初雪道:“我觉得师父应该还没决定怎么办,他已派更多的人去江东探消息了。你们反正现在哪儿也去不了,就好好呆着吧。”

丁肃默默地听着,一直等到初雪说完,他道:“所以,阿煜真的要睡那么久吗?!”自己身体无力,连呼吸都紊乱了,否则他想把这两个假孩子一手一个扔出窗外,然后找齐越那老小子算账!

初雪长叹了口气,她讲了那么多话,而对方只对柳煜将昏睡多久更感兴趣。她看着柳煜紧紧阖着的眼眸,说道:“他早就该睡过去啦。只是就像他说的,你还没醒,他不敢睡罢了。”

三天三夜不眠不休衣不解带的照看,就算他没中这毒,也早就挺不住了。这期间,他凭借记忆将成潜背上刻的图全部画了下来,细细研究了一遍,觉得很像江东魏城的地图,但又有好几处不同之处。而等他终于看到丁肃睁开眼睛的那一刻,那也是压垮骆驼最后的一根稻草。

“毒素不仅靠放血,更要靠沉眠去化解,所以这期间你不能弄醒他,等他自然醒来就好。”

初雪站起身来,对纪轩英道:“夫君,该说的我们都说了,丁公子是个聪明人,知道怎么做的,我们先走吧。”

丁肃知道纪轩英和初雪絮絮叨叨固然不能算是坏心,但其实也防着他直接撂挑子走人。齐越毕竟还是给萧家堡留着点面子,没把他们给直接锁起来,自己一旦好起来,要真的发起狠,还没几个能是他的对手。

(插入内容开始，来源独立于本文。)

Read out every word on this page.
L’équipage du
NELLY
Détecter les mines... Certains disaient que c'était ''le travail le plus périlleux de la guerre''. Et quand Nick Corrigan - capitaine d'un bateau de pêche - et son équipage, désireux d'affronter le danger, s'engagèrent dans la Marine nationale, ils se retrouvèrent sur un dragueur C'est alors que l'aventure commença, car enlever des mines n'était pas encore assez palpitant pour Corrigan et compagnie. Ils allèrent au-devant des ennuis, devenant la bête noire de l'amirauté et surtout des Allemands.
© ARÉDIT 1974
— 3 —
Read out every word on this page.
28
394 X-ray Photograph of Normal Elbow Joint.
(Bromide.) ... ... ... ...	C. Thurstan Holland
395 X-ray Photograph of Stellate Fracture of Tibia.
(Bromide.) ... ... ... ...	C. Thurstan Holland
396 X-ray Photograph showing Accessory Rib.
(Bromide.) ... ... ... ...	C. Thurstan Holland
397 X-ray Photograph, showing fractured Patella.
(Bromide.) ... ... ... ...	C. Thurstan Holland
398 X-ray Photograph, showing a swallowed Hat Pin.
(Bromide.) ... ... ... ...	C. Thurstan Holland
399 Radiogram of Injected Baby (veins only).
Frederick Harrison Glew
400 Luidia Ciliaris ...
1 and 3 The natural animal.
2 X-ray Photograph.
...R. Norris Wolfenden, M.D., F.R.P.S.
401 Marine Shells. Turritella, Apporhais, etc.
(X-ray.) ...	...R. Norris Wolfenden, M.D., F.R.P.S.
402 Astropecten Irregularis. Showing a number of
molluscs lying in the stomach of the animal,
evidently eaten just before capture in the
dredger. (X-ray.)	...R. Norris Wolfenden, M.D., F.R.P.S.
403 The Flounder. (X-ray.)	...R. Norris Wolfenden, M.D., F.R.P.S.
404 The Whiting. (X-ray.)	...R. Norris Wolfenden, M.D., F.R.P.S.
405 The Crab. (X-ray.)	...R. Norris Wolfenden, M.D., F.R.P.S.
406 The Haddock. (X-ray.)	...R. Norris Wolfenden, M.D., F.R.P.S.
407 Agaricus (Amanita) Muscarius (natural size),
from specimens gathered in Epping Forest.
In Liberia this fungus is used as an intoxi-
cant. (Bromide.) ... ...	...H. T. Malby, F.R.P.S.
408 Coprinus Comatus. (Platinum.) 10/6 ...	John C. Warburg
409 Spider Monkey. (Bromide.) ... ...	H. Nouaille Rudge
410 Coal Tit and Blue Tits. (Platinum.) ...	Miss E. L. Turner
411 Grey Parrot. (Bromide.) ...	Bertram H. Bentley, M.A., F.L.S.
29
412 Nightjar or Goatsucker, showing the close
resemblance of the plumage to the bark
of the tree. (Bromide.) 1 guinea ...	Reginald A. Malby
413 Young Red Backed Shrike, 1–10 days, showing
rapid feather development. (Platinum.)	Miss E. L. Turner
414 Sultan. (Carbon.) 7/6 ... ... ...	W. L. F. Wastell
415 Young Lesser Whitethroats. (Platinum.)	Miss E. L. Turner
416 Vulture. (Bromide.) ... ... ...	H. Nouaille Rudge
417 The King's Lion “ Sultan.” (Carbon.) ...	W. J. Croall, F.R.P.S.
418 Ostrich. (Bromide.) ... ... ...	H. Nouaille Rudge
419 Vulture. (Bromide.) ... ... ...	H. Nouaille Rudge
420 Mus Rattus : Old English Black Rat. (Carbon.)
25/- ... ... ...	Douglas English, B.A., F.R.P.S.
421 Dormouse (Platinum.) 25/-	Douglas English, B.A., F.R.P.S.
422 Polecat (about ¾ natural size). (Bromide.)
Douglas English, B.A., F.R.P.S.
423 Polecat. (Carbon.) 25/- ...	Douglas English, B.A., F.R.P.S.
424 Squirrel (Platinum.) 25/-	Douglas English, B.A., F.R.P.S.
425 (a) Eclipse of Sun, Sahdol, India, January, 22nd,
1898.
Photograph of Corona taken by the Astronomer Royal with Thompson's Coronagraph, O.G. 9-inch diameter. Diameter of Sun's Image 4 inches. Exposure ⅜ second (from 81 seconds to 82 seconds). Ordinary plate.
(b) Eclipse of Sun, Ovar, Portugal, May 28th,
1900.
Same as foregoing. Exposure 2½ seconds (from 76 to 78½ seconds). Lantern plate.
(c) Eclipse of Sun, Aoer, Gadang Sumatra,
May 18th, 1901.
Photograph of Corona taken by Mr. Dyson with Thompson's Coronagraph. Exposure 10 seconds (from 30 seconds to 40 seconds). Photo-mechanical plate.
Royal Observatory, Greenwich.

他垂首去看陷入深眠的柳煜。他整个人被锦被包裹着,只留出半个脑袋,发丝散落在象牙色的缎枕上黑白分明,嘴唇紧闭。那两个假孩子说他在自己身边守了三天三夜。

丁肃张开手掌插入柳煜的头发里,从上到下慢慢给他顺着,发丝冰凉的触感滑过掌心,微痒。

心有点疼,又有点恼怒,想着想着,后者就慢慢占据了上风。丁肃暗暗恼道:当初要是不来这鸟地方,怎么会被困住?!然而,转念却又想起了那时柳煜灼灼的目光和坚定的语气——“我从小就没有什么大志,当初想继承灵焰山庄,私心也只是因为你而已。但若这一切如成叔叔所言,牵连之大,无论苍北、江东、岭南的百姓都将无辜蒙难……保天下者,匹夫之贱,与有责焉。”

在他陪伴着他,与没有陪伴着他的长久岁月里,曾经羸弱、温和的少年不知何时已经蜕变,显出了他的棱角和魄力,拥有了这样毅然决然的勇气。

丁肃沉眸看着柳煜片刻,心中变得柔软,愤懑不知何时已经褪得干净。他最终俯下身去,轻轻吻上了他的额头。